The papers referred to above may be found on my web site,


  1. Karl Hufbauer said,

    April 11, 2009 @ 6:04 pm

    Dear Charlie S,
    In the above, you are–as almost always–right on the mark. Thanks for your extraordinary work.
    Best wishes, Karl H

  2. Scott Gabara said,

    April 15, 2009 @ 8:55 am

    Thank you for spending your time to try to get things right and honest.

  3. Carl Friehe said,

    April 16, 2009 @ 8:50 am

    Prof Schwartz, Thanks for your continued analysis and attempts at communicating with UCOP. Carl F.

  4. Philip Johnston said,

    April 21, 2009 @ 12:32 pm

    Thank you for your dedication to truth and fairness.

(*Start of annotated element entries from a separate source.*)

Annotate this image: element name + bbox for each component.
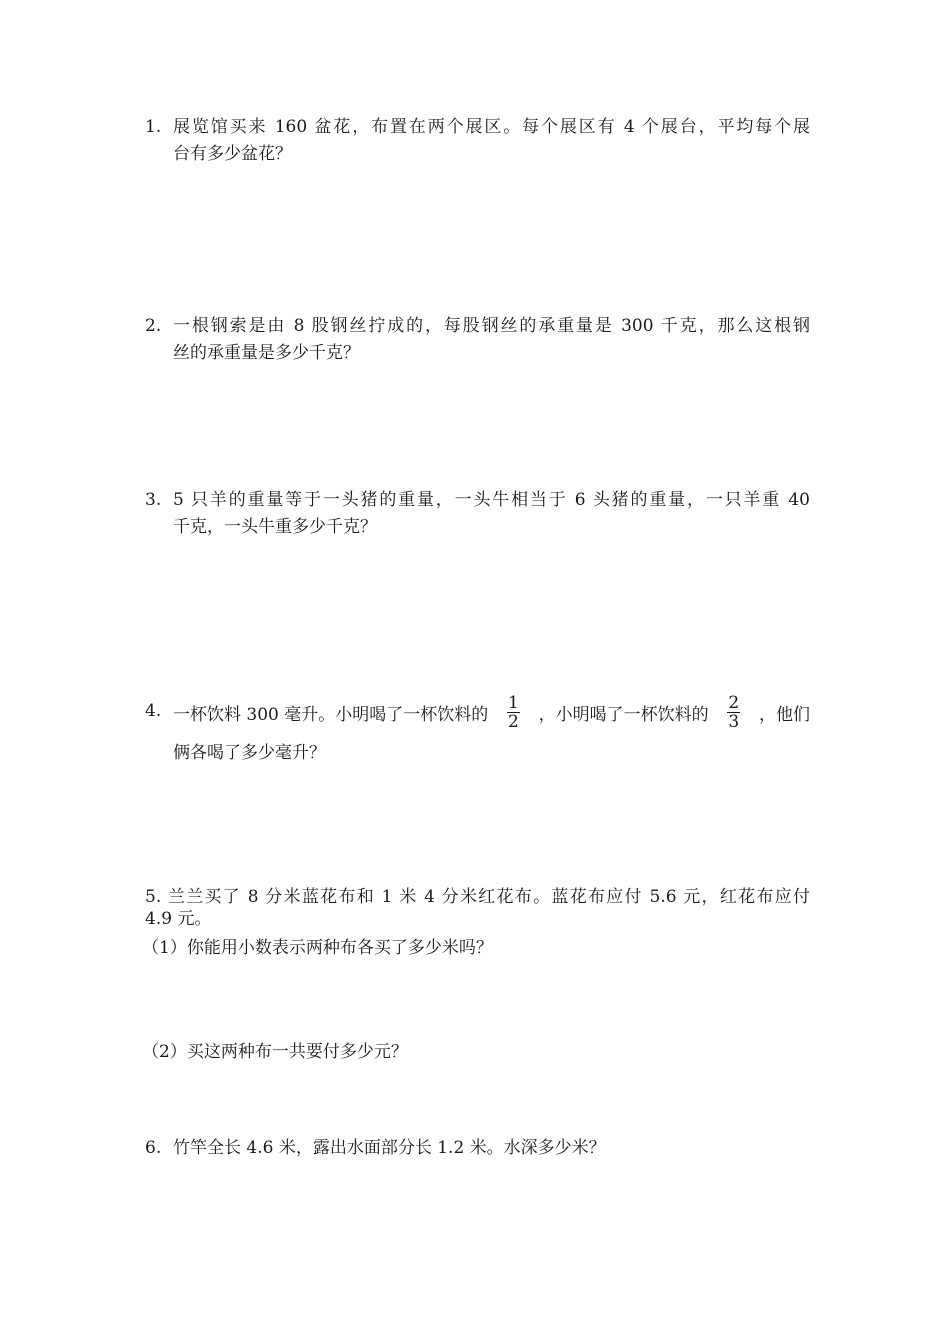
question-number: 6. xyxy=(145,1138,162,1158)
fraction-one-half xyxy=(507,694,520,731)
question-4 xyxy=(145,693,810,768)
fraction-numerator: 1 xyxy=(508,693,519,713)
question-text-segment: 一杯饮料 300 毫升。小明喝了一杯饮料的 xyxy=(173,704,489,725)
fraction-two-thirds xyxy=(727,694,740,731)
question-text-line: 台有多少盆花？ xyxy=(173,144,292,164)
question-2 xyxy=(145,313,810,367)
question-6 xyxy=(145,1135,810,1162)
question-text-line: 一根钢索是由 8 股钢丝拧成的，每股钢丝的承重量是 300 千克，那么这根钢 xyxy=(173,316,810,336)
fraction-numerator: 2 xyxy=(728,693,740,713)
question-text-line: 丝的承重量是多少千克？ xyxy=(173,343,360,363)
question-text-line: 俩各喝了多少毫升？ xyxy=(173,743,326,763)
question-text-segment: ，他们 xyxy=(758,704,810,725)
question-5 xyxy=(145,886,810,930)
question-text-segment: ，小明喝了一杯饮料的 xyxy=(538,704,709,725)
question-number: 3. xyxy=(145,490,162,510)
question-5-sub-1: （1）你能用小数表示两种布各买了多少米吗？ xyxy=(142,938,493,958)
question-text-line: 5. 兰兰买了 8 分米蓝花布和 1 米 4 分米红花布。蓝花布应付 5.6 元，红花布应付 xyxy=(145,887,810,907)
question-number: 2. xyxy=(145,316,162,336)
fraction-denominator: 3 xyxy=(728,712,740,732)
question-text-line: 4.9 元。 xyxy=(145,909,212,929)
question-number: 4. xyxy=(145,701,162,721)
question-number: 1. xyxy=(145,117,162,137)
question-text-line: 千克，一头牛重多少千克？ xyxy=(173,517,377,537)
question-5-sub-2: （2）买这两种布一共要付多少元？ xyxy=(142,1042,408,1062)
question-text-line: 5 只羊的重量等于一头猪的重量，一头牛相当于 6 头猪的重量，一只羊重 40 xyxy=(173,490,810,510)
question-1 xyxy=(145,114,810,168)
question-3 xyxy=(145,487,810,541)
fraction-denominator: 2 xyxy=(508,712,519,732)
question-text-line xyxy=(173,693,810,733)
question-text-line: 竹竿全长 4.6 米，露出水面部分长 1.2 米。水深多少米？ xyxy=(173,1138,606,1158)
question-text-line: 展览馆买来 160 盆花，布置在两个展区。每个展区有 4 个展台，平均每个展 xyxy=(173,117,810,137)
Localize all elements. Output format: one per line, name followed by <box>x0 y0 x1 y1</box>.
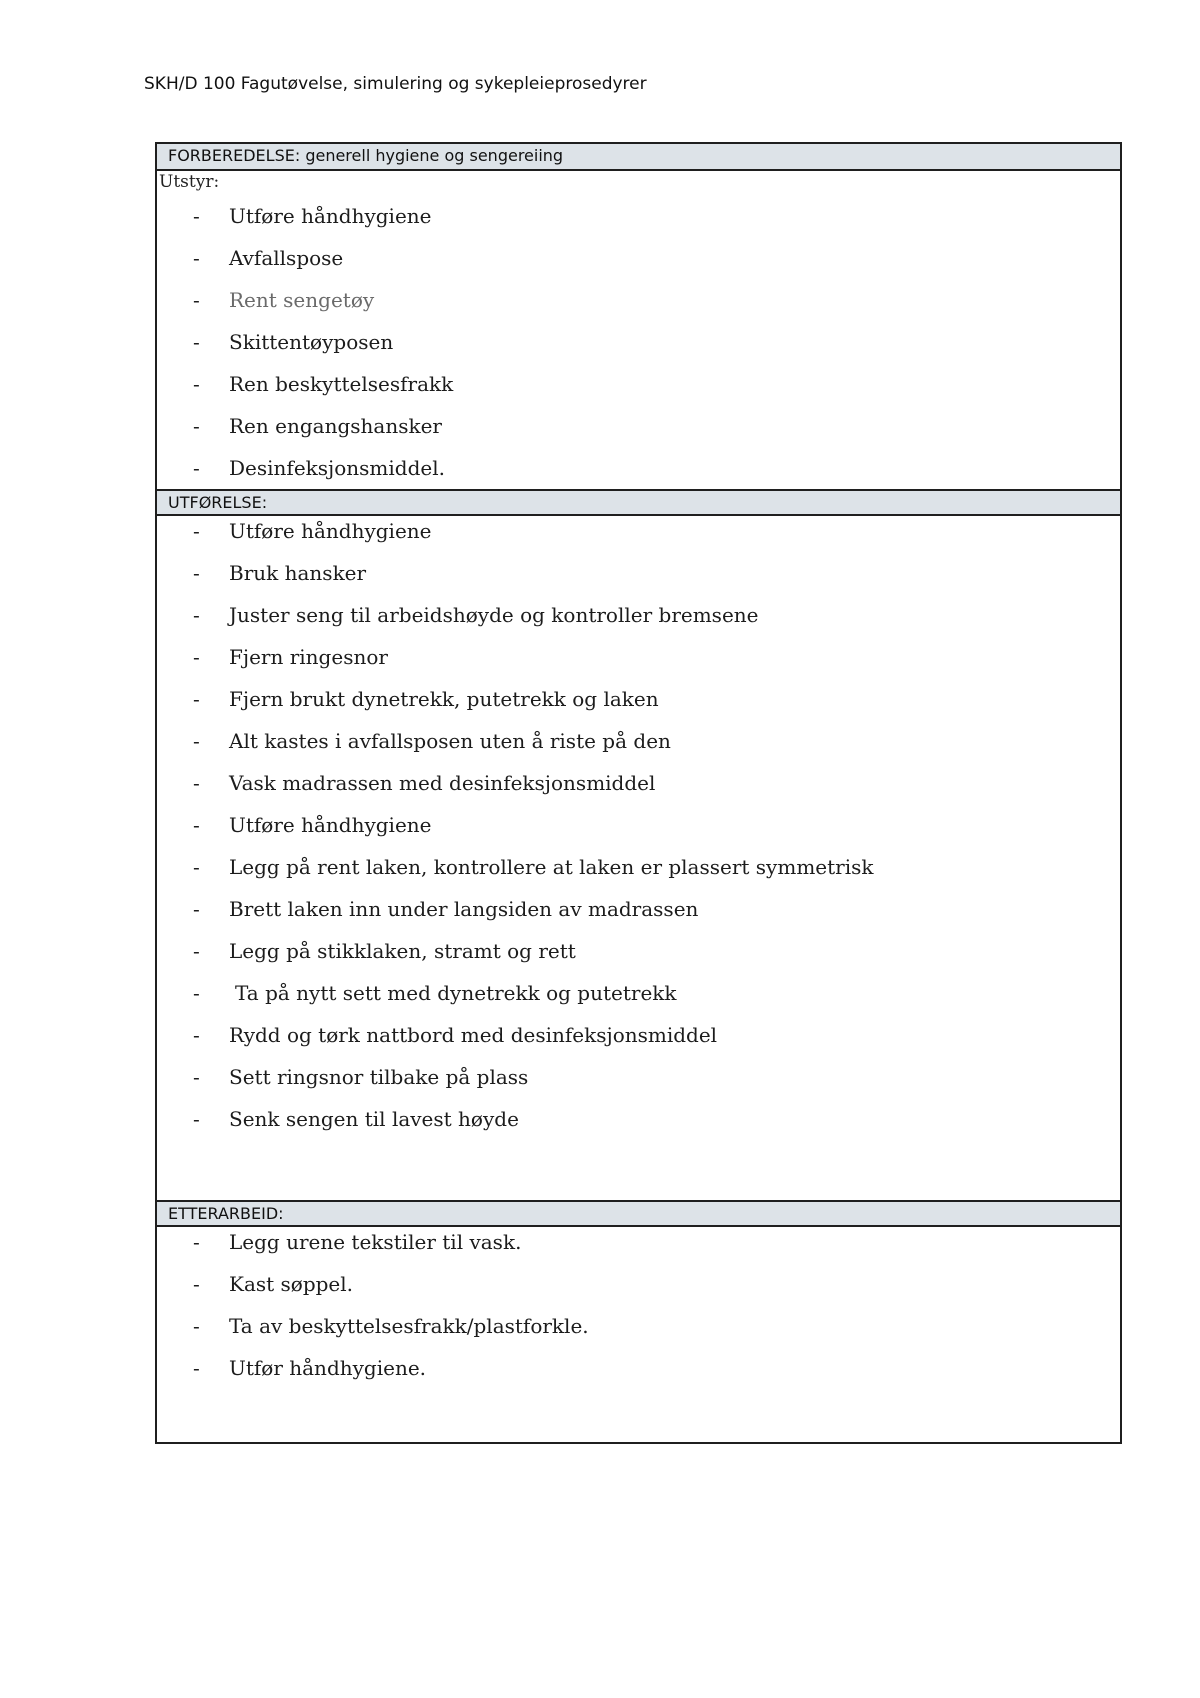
list-item: - Brett laken inn under langsiden av madrassen <box>193 897 699 921</box>
list-item: - Sett ringsnor tilbake på plass <box>193 1065 529 1089</box>
list-dash: - <box>193 372 200 396</box>
list-item: - Kast søppel. <box>193 1272 354 1296</box>
list-item: - Bruk hansker <box>193 561 367 585</box>
list-dash: - <box>193 771 200 795</box>
list-dash: - <box>193 330 200 354</box>
list-item: - Skittentøyposen <box>193 330 394 354</box>
list-dash: - <box>193 1023 200 1047</box>
list-dash: - <box>193 645 200 669</box>
list-item: - Legg på stikklaken, stramt og rett <box>193 939 576 963</box>
list-dash: - <box>193 456 200 480</box>
list-item: - Utføre håndhygiene <box>193 204 432 228</box>
list-dash: - <box>193 855 200 879</box>
list-item: - Ta av beskyttelsesfrakk/plastforkle. <box>193 1314 589 1338</box>
section-heading-etterarbeid: ETTERARBEID: <box>157 1200 1120 1227</box>
page-header-title: SKH/D 100 Fagutøvelse, simulering og sykepleieprosedyrer <box>144 74 647 94</box>
section-heading-forberedelse: FORBEREDELSE: generell hygiene og sengereiing <box>157 144 1120 171</box>
list-dash: - <box>193 1314 200 1338</box>
list-item: - Ren beskyttelsesfrakk <box>193 372 454 396</box>
list-dash: - <box>193 1065 200 1089</box>
list-item: - Ta på nytt sett med dynetrekk og putetrekk <box>193 981 677 1005</box>
list-dash: - <box>193 204 200 228</box>
list-item: - Vask madrassen med desinfeksjonsmiddel <box>193 771 656 795</box>
list-dash: - <box>193 288 200 312</box>
procedure-table <box>155 142 1122 1444</box>
list-dash: - <box>193 1230 200 1254</box>
list-item: - Juster seng til arbeidshøyde og kontroller bremsene <box>193 603 759 627</box>
list-item: - Rydd og tørk nattbord med desinfeksjonsmiddel <box>193 1023 718 1047</box>
list-dash: - <box>193 729 200 753</box>
list-dash: - <box>193 813 200 837</box>
list-dash: - <box>193 1356 200 1380</box>
list-item: - Alt kastes i avfallsposen uten å riste på den <box>193 729 671 753</box>
procedure-steps-list <box>157 517 1120 1147</box>
list-item: - Legg urene tekstiler til vask. <box>193 1230 522 1254</box>
list-item: - Legg på rent laken, kontrollere at laken er plassert symmetrisk <box>193 855 874 879</box>
list-dash: - <box>193 603 200 627</box>
equipment-list <box>157 202 1120 496</box>
list-item: - Fjern brukt dynetrekk, putetrekk og laken <box>193 687 659 711</box>
list-item: - Avfallspose <box>193 246 344 270</box>
equipment-label: Utstyr: <box>159 172 220 192</box>
section-heading-utforelse: UTFØRELSE: <box>157 489 1120 516</box>
list-dash: - <box>193 687 200 711</box>
aftercare-list <box>157 1228 1120 1396</box>
list-item: - Utføre håndhygiene <box>193 519 432 543</box>
list-dash: - <box>193 1107 200 1131</box>
list-item: - Ren engangshansker <box>193 414 442 438</box>
list-dash: - <box>193 519 200 543</box>
list-item: - Rent sengetøy <box>193 288 375 312</box>
list-item: - Desinfeksjonsmiddel. <box>193 456 445 480</box>
list-dash: - <box>193 939 200 963</box>
list-item: - Utføre håndhygiene <box>193 813 432 837</box>
list-dash: - <box>193 981 200 1005</box>
list-dash: - <box>193 246 200 270</box>
list-item: - Fjern ringesnor <box>193 645 388 669</box>
list-dash: - <box>193 897 200 921</box>
list-dash: - <box>193 1272 200 1296</box>
list-dash: - <box>193 414 200 438</box>
list-item: - Senk sengen til lavest høyde <box>193 1107 519 1131</box>
list-item: - Utfør håndhygiene. <box>193 1356 427 1380</box>
list-dash: - <box>193 561 200 585</box>
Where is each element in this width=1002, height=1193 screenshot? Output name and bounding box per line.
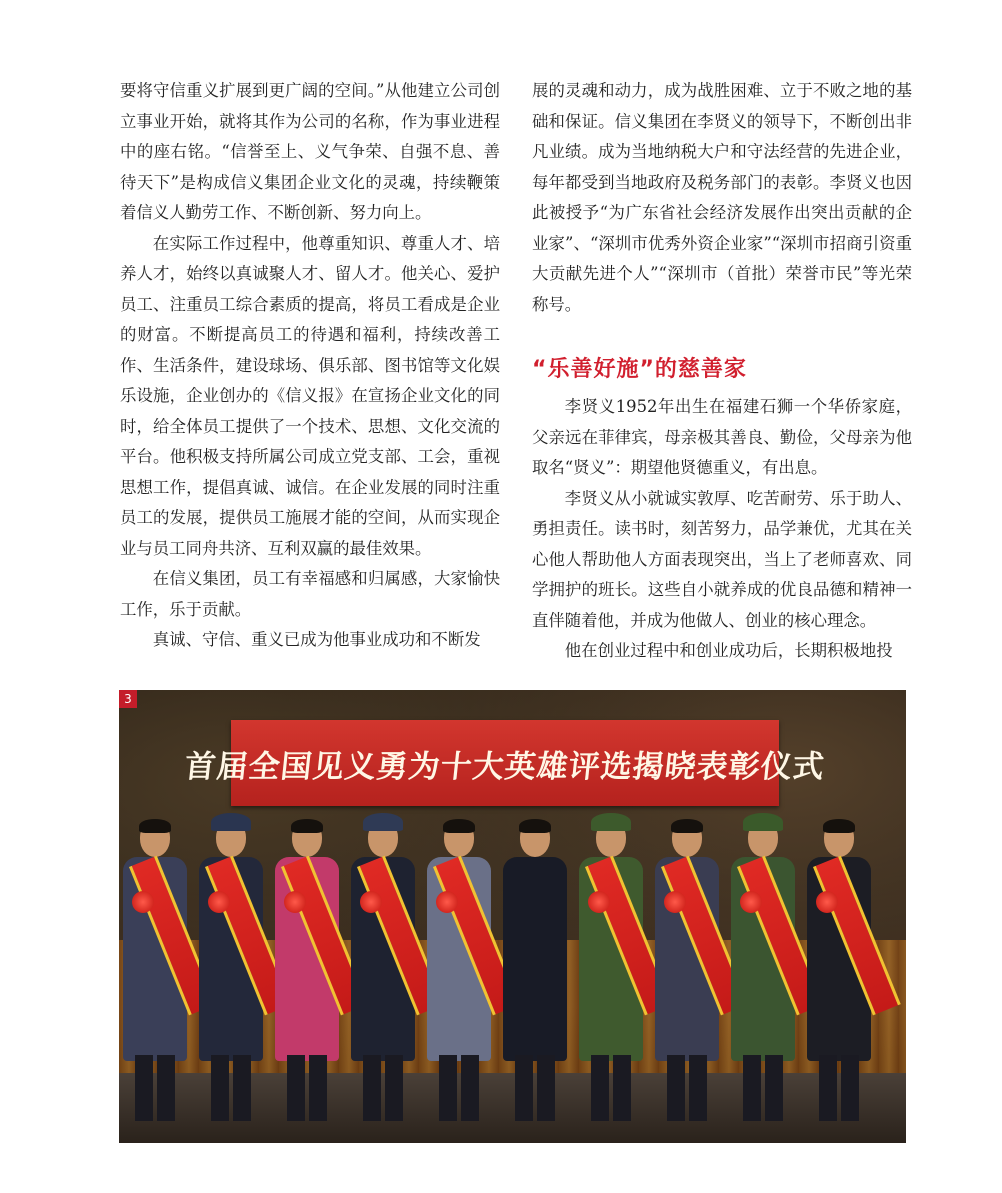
paragraph: 李贤义从小就诚实敦厚、吃苦耐劳、乐于助人、勇担责任。读书时，刻苦努力，品学兼优，尤其在关心他人帮助他人方面表现突出，当上了老师喜欢、同学拥护的班长。这些自小就养成的优良品德和精神一直伴随着他，并成为他做人、创业的核心理念。 — [532, 488, 912, 630]
person-figure — [731, 821, 795, 1121]
paragraph: 李贤义1952年出生在福建石狮一个华侨家庭，父亲远在菲律宾，母亲极其善良、勤俭，父母亲为他取名“贤义”：期望他贤德重义，有出息。 — [532, 397, 912, 477]
person-figure — [123, 821, 187, 1121]
person-figure — [503, 821, 567, 1121]
paragraph: 真诚、守信、重义已成为他事业成功和不断发 — [152, 630, 481, 649]
banner-text: 首届全国见义勇为十大英雄评选揭晓表彰仪式 — [182, 748, 827, 785]
person-figure — [579, 821, 643, 1121]
paragraph: 要将守信重义扩展到更广阔的空间。”从他建立公司创立事业开始，就将其作为公司的名称，作为事业进程中的座右铭。“信誉至上、义气争荣、自强不息、善待天下”是构成信义集团企业文化的灵魂，持续鞭策着信义人勤劳工作、不断创新、努力向上。 — [120, 81, 500, 222]
photo-number-badge: 3 — [119, 690, 137, 708]
person-figure — [807, 821, 871, 1121]
person-figure — [275, 821, 339, 1121]
person-figure — [199, 821, 263, 1121]
paragraph: 在信义集团，员工有幸福感和归属感，大家愉快工作，乐于贡献。 — [120, 569, 500, 619]
left-text-column — [120, 76, 500, 656]
person-figure — [655, 821, 719, 1121]
paragraph: 在实际工作过程中，他尊重知识、尊重人才、培养人才，始终以真诚聚人才、留人才。他关心、爱护员工、注重员工综合素质的提高，将员工看成是企业的财富。不断提高员工的待遇和福利，持续改善工作、生活条件，建设球场、俱乐部、图书馆等文化娱乐设施，企业创办的《信义报》在宣扬企业文化的同时，给全体员工提供了一个技术、思想、文化交流的平台。他积极支持所属公司成立党支部、工会，重视思想工作，提倡真诚、诚信。在企业发展的同时注重员工的发展，提供员工施展才能的空间，从而实现企业与员工同舟共济、互利双赢的最佳效果。 — [120, 233, 500, 558]
person-figure — [351, 821, 415, 1121]
paragraph: 他在创业过程中和创业成功后，长期积极地投 — [564, 641, 893, 660]
right-text-column — [532, 76, 912, 667]
paragraph: 展的灵魂和动力，成为战胜困难、立于不败之地的基础和保证。信义集团在李贤义的领导下，不断创出非凡业绩。成为当地纳税大户和守法经营的先进企业，每年都受到当地政府及税务部门的表彰。李贤义也因此被授予“为广东省社会经济发展作出突出贡献的企业家”、“深圳市优秀外资企业家”“深圳市招商引资重大贡献先进个人”“深圳市（首批）荣誉市民”等光荣称号。 — [532, 81, 912, 314]
person-figure — [427, 821, 491, 1121]
ceremony-photo — [119, 690, 906, 1143]
red-banner — [182, 720, 827, 806]
section-heading: “乐善好施”的慈善家 — [532, 357, 747, 382]
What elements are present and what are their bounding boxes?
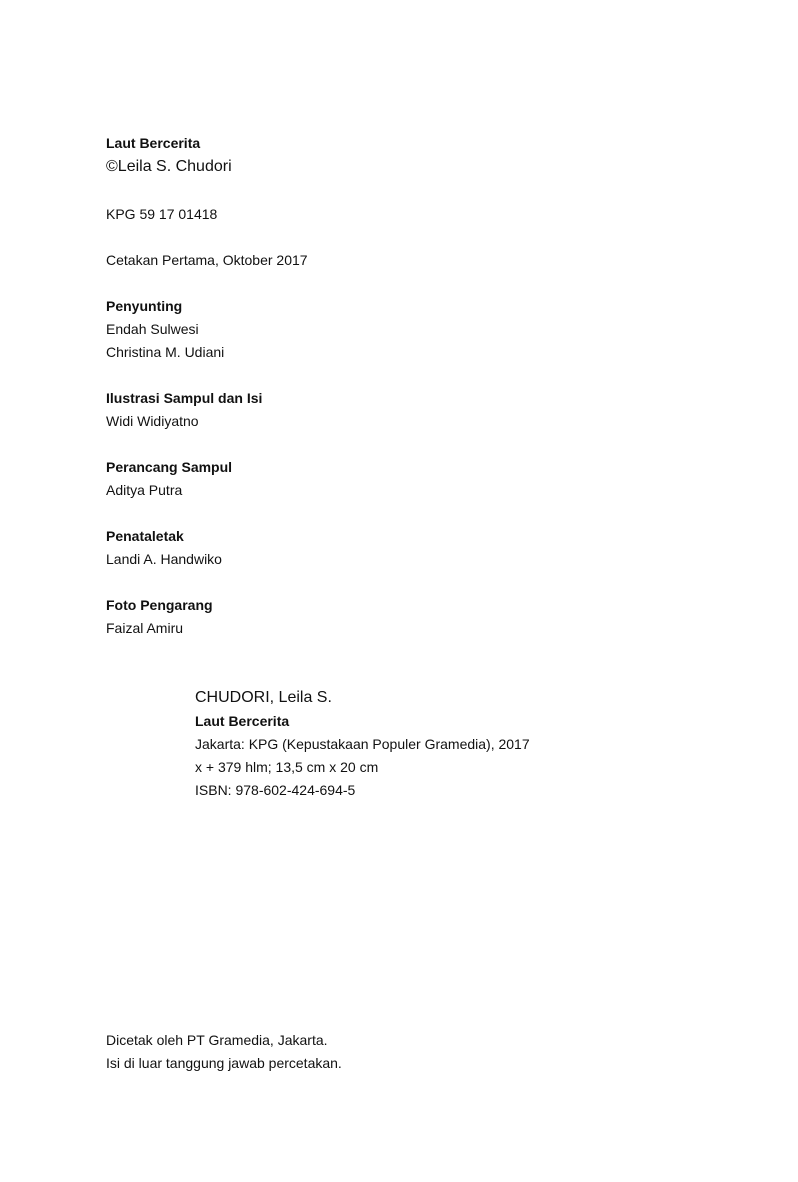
credit-name: Aditya Putra (106, 482, 183, 498)
credit-name: Endah Sulwesi (106, 321, 199, 337)
book-title: Laut Bercerita (106, 135, 201, 151)
catalog-author: CHUDORI, Leila S. (195, 689, 332, 706)
printer-disclaimer: Isi di luar tanggung jawab percetakan. (106, 1055, 342, 1071)
credit-name: Faizal Amiru (106, 620, 184, 636)
credit-name: Landi A. Handwiko (106, 551, 222, 567)
catalog-isbn: ISBN: 978-602-424-694-5 (195, 782, 356, 798)
credit-name: Christina M. Udiani (106, 344, 225, 360)
credit-role-layout: Penataletak (106, 528, 184, 544)
edition-info: Cetakan Pertama, Oktober 2017 (106, 252, 308, 268)
copyright-notice: ©Leila S. Chudori (106, 158, 232, 175)
publisher-code: KPG 59 17 01418 (106, 206, 218, 222)
catalog-physical-description: x + 379 hlm; 13,5 cm x 20 cm (195, 759, 379, 775)
credit-role-cover-designer: Perancang Sampul (106, 459, 233, 475)
credit-role-illustration: Ilustrasi Sampul dan Isi (106, 390, 263, 406)
catalog-publisher: Jakarta: KPG (Kepustakaan Populer Gramedia), 2017 (195, 736, 530, 752)
catalog-title: Laut Bercerita (195, 713, 290, 729)
credit-role-author-photo: Foto Pengarang (106, 597, 213, 613)
printer-statement: Dicetak oleh PT Gramedia, Jakarta. (106, 1032, 328, 1048)
credit-name: Widi Widiyatno (106, 413, 199, 429)
credit-role-editor: Penyunting (106, 298, 183, 314)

Your work is of incalculable value to all UC employees in our fight against UC disinformation campaigns.

  5. Charlie Schwartz said,

    April 23, 2009 @ 8:52 am

    William R. Frazer, Professor Emeritus of Physics and formerly Senior Vice President for Academic Affairs at the University of California, sent me this comment and agreed that it could be posted here.

    You and i have often disagreed; e.g., on UC management of Los Alamos and Livermore (I’m still deeply involved in the LLC’s). But I read your critical response on the UC budget with interest and admiration. You are raising points I never thought of, such as that tuition should never exceed the actual cost per student of undergraduate education. And the point about taking one percent of the pay of those over 100K. Thanks for provoking some thought!


  6. Dan Lewis said,

    April 23, 2009 @ 10:42 pm

    As a 38 year staffer at UC Davis, and an alumnus (BS Zoo/Genetics 1974), It is most welcome to see a reasoned and critically thought out approach to the financial woes of what was once the country’s finest institute of higher education. It seems to have begun in the late 1970′s and early 1980′s, when management thought they ought to be running UC as if it were a business instead of an educational institution. It has lately seemed to be even more emulative of some of the nations largest businesses, by which I mean they are driving the whole thing into the ground while holding it down and pillaging it for the profit of the upper management. Unfortunately, again like the larger businesses, they have forgotten the pirates’ credo: “First you pillage, then you burn!” One can only hope to see their feathers get singed in the process.

    Dan Lewis

  7. Henry Tsai said,

    April 27, 2009 @ 1:36 pm

    As a new employee only a little over a year old, I have heard consistently that this campus was top heavy. Seeing as to how we are getting vice chancellors and associate vice chancellors (to me, that equals vice vice chancellors, ridiculous…) all the time, I truly appreciate the detail and research that this letter goes into. This definitely clears up a lot of hearsay and rumors. I hope UCOP has a good response to this. Or, we can always change our university name to UC AIG.

  8. Sherrill Futrell said,

    April 29, 2009 @ 6:28 pm

    Dear Prof. Schwartz,

    I would love to have your permission to reprint this superb letter in the Davis Enterprise, Davis, CA. Students as well as staff and faculty need to know its contents!

    Many thanks,

    Sherrill Futrell
    History Dept.
    … My Response:
    Yes, of course you may reprint this letter.

  9. UCB Professor Blasts UCOP « the New UC said,

    May 3, 2009 @ 3:23 pm

    [...] and inaccurate. Physics Professor Emeritus of UC Berkeley, Charles Schwartz, recently produced this response to the UCOP’s propaganda. What you call the “funding for per-student education at UC” is [...]

  10. Carolan Buckmaster said,

    May 8, 2009 @ 10:00 am

    20 years as a Cancer Research at UCSD. Stewards like myself in the workplace call management on their BS; but you have the intelligence to call UCOP on their BS – we bow to you and THANK YOU!